Sure, sure, a few other reviewers griped that she muses on her love life a bit, what with Kai being thrown in there and NATurally developing into a love interest, but let’s remember that this is Book One, and characters and relationships are being developed. Plus, Maggie is sooo refreshing in that she’s a tough cookie with walls she’s thrown up, but she’s written in such a way where her vulnerabilities don’t make her some obnoxious jerk who forces people to beg her for a chance even as she treats them like dirt (Say like Ollie from The Insides?). I liked how she’d feel fear every time her lonely existence was threatened with intimacy, but she was open to it without being wretched. I liked Maggie.

And I liked Trail of Lightning a LOT. This was my favorite Listen of the week. It had phenomenal world building, a really, really neat magic system based on Navajo mythology, and while it might be nice to know a bit about Navajo culture going in, it wasn’t absolutely necessary. I mean, we’ve all heard about that trickster god Coyote, right? We can imagine what all sorts of mischief and conniving he’s gonna get up to. And we all know there’s going to be a special affinity and awareness of the environment and natural phenomena.

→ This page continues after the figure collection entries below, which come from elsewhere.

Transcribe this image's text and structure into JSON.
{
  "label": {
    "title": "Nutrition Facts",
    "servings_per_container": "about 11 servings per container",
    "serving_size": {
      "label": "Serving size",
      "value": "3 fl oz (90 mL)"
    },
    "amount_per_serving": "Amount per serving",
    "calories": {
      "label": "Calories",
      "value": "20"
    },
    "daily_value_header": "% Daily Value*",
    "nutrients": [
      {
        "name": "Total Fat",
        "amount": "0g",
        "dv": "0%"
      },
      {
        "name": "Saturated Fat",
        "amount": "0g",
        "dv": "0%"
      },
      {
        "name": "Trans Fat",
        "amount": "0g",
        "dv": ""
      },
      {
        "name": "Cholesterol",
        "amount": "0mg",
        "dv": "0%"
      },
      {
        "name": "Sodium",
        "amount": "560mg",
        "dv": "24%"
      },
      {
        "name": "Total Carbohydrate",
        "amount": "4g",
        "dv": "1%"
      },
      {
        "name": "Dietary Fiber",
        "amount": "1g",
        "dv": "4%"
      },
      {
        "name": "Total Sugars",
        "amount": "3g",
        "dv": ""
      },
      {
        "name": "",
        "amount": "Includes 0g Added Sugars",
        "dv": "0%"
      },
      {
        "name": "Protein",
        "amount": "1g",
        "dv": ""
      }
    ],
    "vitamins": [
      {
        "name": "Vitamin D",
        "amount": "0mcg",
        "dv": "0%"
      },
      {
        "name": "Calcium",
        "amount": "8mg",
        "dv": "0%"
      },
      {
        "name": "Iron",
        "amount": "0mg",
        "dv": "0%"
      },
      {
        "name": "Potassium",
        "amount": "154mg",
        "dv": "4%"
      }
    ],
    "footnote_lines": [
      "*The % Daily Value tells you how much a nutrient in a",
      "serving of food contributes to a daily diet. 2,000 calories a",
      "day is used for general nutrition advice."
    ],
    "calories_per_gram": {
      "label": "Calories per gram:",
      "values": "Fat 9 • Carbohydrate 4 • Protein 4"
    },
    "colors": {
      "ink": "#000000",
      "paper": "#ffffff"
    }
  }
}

Tanis Parenteau does a very good job with the narration, and my only problem was with her portrayal of some harsh and grating men/characters. Her voice gets super gravelly for those people, and it skritched on my ears like nails on chalkboard. Fortunately, it would appear that that was only the way she started sentences off—Her voice appeared incapable of keeping up the rigors of such vocal shapings, thank GOD. Otherwise I think I would’ve died because truly! There are some twisted menfolk and monsters whose voices required scratchiness.

There are twists and turns and, while the characters do seem to react more than take actions that depicted personal agency, I felt the situations they got into were such that this was all quite appropriate. It certainly doesn’t deter me in any way from having a hankering to take on the second in the series. Because even tho’ this is an action-packed novel, character development doesn’t take a backseat to anything, and it ended on a lovely and touching note. Enough for my emotional heartstrings to be set humming.

So who knows? I may just HAVE to sneeeak in that next book into this short Native American Heritage Month. But you know what? A good book is just a good book, and it needn’t be classified as NAHM material.

And this is just a good and fun book!